A breadth-first search (BFS) is another technique for traversing a finite graph. BFS visits the sibling vertices before visiting the child vertices, and a queue is used in the search process. This algorithm is often used to find the shortest path from one vertex to another.

====Pseudocode====
- Input: A graph G and a vertex v of G.
- Output: The closest vertex to v satisfying some conditions, or null if no such vertex exists.

 procedure BFS(G, v) is
     create a queue Q
     enqueue v onto Q
     mark v
     while Q is not empty do
         w ← Q.dequeue()
         if w is what we are looking for then
             return w
         for all edges e in G.adjacentEdges(w) do
             x ← G.adjacentVertex(w, e)
             if x is not marked then
                 mark x
                 enqueue x onto Q
     return null

==Applications==
Breadth-first search can be used to solve many problems in graph theory, for example:
- finding all vertices within one connected component;
- Cheney's algorithm;
- finding the shortest path between two vertices;
- testing a graph for bipartiteness;
- Cuthill–McKee algorithm mesh numbering;
- Ford–Fulkerson algorithm for computing the maximum flow in a flow network;
- serialization/deserialization of a binary tree vs serialization in sorted order (allows the tree to be re-constructed in an efficient manner);
- maze generation algorithms;
- flood fill algorithm for marking contiguous regions of a two dimensional image or n-dimensional array;
- analysis of networks and relationships.

==Graph exploration==
The problem of graph exploration can be seen as a variant of graph traversal. It is an online problem, meaning that the information about the graph is only revealed during the runtime of the algorithm. A common model is as follows: given a connected graph G = (V, E) with non-negative edge weights. The algorithm starts at some vertex, and knows all incident outgoing edges and the vertices at the end of these edges—but not more. When a new vertex is visited, then again all incident outgoing edges and the vertices at the end are known. The goal is to visit all n vertices and return to the starting vertex, but the sum of the weights of the tour should be as small as possible. The problem can also be understood as a specific version of the travelling salesman problem, where the salesman has to discover the graph on the go.

For general graphs, the best known algorithms for both undirected and directed graphs is a simple greedy algorithm:
- In the undirected case, the greedy tour is at most O(ln n)-times longer than an optimal tour. The best lower bound known for any deterministic online algorithm is 10/3.
  - Unit weight undirected graphs can be explored with a competitive ration of 2 − ε, which is already a tight bound on Tadpole graphs.
- In the directed case, the greedy tour is at most (n − 1)-times longer than an optimal tour. This matches the lower bound of n − 1. An analogous competitive lower bound of Ω(n) also holds for randomized algorithms that know the coordinates of each node in a geometric embedding. If instead of visiting all nodes just a single "treasure" node has to be found, the competitive bounds are Θ(n^{2}) on unit weight directed graphs, for both deterministic and randomized algorithms.

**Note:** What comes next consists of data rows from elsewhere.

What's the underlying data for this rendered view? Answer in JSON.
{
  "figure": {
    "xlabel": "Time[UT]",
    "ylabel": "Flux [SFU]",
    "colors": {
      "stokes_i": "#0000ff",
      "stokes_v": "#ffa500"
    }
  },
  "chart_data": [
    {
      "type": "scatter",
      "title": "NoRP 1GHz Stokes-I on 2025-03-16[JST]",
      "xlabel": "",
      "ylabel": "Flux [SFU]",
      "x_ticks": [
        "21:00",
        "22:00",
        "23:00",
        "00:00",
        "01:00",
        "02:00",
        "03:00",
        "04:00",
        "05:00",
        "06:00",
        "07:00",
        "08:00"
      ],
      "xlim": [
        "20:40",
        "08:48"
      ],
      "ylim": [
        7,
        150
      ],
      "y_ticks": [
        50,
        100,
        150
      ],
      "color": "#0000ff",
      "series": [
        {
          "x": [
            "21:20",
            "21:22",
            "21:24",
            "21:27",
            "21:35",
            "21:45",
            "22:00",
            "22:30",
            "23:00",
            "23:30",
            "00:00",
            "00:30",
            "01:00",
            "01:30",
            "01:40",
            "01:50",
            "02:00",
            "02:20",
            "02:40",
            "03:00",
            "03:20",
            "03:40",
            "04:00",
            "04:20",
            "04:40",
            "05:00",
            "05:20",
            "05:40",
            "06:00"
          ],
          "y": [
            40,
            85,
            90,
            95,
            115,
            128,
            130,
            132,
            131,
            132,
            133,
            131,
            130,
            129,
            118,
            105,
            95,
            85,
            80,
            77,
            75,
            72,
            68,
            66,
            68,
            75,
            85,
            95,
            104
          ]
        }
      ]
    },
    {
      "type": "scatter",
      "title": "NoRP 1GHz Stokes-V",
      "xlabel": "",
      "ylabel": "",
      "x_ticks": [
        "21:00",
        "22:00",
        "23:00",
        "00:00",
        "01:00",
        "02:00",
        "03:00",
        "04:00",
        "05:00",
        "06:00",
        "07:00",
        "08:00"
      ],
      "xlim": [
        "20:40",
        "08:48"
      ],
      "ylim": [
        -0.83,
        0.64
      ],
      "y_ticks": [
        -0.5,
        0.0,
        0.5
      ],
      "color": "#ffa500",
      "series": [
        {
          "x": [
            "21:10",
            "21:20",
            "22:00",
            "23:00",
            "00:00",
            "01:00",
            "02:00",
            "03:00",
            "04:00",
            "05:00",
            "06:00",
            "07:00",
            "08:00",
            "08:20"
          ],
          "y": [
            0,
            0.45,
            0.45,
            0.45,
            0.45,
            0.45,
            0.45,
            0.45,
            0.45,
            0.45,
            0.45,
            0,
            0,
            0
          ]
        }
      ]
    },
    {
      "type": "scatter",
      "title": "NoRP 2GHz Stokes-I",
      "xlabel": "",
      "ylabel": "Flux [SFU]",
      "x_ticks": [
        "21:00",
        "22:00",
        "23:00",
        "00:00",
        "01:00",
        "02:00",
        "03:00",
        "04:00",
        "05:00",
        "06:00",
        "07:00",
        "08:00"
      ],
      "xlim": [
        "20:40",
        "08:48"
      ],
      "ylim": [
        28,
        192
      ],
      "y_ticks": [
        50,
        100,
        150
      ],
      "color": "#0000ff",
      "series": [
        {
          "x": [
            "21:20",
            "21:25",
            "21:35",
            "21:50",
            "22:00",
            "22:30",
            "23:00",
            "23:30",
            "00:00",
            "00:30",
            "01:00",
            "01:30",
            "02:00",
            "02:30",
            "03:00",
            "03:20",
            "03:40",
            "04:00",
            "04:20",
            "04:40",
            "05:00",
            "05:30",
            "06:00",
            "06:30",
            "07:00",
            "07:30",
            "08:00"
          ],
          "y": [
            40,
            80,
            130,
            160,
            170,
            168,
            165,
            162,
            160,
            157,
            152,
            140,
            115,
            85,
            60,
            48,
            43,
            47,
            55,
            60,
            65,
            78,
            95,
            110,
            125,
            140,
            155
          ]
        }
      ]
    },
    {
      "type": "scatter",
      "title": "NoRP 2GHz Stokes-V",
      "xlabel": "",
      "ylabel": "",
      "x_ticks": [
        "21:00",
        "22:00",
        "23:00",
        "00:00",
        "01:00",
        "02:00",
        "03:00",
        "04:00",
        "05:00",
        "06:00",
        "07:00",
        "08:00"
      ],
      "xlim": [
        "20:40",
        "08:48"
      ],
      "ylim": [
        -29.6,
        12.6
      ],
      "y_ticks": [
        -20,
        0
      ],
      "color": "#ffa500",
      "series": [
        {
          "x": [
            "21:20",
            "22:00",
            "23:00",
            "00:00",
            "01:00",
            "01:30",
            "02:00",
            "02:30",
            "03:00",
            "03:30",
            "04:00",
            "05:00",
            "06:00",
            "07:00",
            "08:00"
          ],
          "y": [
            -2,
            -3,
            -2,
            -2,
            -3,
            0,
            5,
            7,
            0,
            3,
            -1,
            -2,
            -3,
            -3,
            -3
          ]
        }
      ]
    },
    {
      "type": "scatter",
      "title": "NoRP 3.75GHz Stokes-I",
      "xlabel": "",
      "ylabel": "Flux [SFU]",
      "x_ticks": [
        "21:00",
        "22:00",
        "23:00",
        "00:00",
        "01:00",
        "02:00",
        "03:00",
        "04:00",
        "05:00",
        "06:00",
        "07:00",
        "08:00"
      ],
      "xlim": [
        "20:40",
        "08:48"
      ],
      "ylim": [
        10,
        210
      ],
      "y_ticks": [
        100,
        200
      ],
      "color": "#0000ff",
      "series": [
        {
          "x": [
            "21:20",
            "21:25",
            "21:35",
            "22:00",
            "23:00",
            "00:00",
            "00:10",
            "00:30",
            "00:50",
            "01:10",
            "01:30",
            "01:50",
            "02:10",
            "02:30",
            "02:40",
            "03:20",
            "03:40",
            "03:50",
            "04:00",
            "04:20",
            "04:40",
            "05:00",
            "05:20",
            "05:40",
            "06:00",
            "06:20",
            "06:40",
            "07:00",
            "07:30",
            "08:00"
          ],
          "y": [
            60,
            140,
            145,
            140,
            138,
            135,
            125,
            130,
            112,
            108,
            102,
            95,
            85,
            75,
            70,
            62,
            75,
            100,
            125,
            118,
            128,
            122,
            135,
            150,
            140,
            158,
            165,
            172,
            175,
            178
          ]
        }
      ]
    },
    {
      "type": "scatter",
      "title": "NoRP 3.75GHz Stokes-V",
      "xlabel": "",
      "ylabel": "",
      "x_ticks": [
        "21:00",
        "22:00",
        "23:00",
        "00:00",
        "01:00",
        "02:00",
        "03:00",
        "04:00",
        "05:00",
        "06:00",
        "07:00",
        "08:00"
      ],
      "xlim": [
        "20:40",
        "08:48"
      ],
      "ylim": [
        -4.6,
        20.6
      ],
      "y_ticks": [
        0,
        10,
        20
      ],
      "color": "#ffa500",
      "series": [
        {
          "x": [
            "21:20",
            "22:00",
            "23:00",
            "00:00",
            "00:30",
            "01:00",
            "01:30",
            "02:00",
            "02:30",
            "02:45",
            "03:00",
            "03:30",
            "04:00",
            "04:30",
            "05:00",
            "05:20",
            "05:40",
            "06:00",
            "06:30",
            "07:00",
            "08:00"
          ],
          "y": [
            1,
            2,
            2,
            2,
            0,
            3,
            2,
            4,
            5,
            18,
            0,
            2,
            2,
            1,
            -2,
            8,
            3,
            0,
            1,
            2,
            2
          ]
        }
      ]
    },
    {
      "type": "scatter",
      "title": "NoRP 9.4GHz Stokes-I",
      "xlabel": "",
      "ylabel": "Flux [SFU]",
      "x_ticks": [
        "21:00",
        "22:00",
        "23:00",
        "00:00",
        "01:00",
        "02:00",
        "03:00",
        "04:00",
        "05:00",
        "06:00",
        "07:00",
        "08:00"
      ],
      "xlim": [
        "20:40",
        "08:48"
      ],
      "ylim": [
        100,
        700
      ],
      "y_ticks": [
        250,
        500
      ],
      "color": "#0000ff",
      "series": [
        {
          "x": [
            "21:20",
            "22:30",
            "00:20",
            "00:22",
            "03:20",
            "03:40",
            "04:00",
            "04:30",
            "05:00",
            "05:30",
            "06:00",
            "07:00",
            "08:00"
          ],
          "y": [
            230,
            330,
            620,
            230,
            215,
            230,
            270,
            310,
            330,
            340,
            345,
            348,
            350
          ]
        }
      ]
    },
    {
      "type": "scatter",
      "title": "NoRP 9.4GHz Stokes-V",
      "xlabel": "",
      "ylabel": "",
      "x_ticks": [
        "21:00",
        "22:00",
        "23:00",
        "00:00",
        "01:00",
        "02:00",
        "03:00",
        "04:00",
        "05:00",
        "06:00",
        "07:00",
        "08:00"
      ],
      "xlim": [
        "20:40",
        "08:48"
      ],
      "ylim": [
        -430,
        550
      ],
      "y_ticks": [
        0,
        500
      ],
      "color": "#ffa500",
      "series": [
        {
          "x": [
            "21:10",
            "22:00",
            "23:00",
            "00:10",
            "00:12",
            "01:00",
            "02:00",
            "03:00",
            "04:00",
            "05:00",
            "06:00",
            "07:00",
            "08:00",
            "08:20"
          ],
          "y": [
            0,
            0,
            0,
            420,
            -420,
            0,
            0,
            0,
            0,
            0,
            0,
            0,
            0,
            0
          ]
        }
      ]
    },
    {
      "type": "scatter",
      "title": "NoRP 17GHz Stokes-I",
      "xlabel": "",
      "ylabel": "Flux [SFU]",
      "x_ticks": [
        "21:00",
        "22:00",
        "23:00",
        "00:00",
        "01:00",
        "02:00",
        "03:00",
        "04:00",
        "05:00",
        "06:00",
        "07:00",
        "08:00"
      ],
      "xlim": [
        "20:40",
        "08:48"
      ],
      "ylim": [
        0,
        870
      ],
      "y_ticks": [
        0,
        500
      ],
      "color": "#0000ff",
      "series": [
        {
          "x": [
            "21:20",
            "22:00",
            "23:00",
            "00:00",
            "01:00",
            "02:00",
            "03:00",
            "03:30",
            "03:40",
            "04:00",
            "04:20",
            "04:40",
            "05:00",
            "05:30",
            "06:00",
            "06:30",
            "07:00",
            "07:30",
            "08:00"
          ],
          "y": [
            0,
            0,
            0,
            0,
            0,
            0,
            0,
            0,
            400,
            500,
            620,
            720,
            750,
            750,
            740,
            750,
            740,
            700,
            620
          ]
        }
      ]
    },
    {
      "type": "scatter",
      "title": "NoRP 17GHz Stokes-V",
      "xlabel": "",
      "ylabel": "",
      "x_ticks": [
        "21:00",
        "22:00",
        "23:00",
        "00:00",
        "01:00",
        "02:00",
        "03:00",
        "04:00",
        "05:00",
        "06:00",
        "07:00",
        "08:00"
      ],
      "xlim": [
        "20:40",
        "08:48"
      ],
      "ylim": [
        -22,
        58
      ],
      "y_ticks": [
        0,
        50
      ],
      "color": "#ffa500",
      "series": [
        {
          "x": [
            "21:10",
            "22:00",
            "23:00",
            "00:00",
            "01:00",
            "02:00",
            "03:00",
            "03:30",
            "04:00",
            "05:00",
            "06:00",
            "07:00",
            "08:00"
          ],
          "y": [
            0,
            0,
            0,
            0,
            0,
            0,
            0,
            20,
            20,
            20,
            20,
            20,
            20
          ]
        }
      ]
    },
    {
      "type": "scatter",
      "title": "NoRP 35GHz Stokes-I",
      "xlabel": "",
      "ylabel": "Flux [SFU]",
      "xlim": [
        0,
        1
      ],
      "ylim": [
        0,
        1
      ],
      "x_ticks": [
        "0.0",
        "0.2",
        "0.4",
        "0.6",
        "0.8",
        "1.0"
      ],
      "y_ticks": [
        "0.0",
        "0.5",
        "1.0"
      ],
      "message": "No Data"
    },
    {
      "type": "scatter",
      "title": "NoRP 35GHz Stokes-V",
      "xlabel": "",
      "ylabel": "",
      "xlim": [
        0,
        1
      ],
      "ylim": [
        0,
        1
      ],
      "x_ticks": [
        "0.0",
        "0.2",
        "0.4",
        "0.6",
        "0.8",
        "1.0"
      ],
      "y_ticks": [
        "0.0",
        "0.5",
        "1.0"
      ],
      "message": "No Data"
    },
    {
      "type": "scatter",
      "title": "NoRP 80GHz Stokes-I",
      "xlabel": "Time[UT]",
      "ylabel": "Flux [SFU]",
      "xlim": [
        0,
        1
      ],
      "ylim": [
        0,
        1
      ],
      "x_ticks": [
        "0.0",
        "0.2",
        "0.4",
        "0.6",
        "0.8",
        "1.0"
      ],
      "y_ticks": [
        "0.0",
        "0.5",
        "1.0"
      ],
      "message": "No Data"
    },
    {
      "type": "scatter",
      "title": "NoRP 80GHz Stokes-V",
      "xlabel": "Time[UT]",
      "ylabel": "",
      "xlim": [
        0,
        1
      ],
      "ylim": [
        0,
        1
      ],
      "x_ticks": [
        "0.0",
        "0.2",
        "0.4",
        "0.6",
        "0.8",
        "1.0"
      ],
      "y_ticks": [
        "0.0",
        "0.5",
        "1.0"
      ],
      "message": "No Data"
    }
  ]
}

==Universal traversal sequences==

A universal traversal sequence is a sequence of instructions comprising a graph traversal for any regular graph with a set number of vertices and for any starting vertex. A probabilistic proof was used by Aleliunas et al. to show that there exists a universal traversal sequence with number of instructions proportional to O(n^{5}) for any regular graph with n vertices. The steps specified in the sequence are relative to the current node, not absolute. For example, if the current node is v_{j}, and v_{j} has d neighbors, then the traversal sequence will specify the next node to visit, v_{j+1}, as the i^{th} neighbor of v_{j}, where 1 ≤ i ≤ d.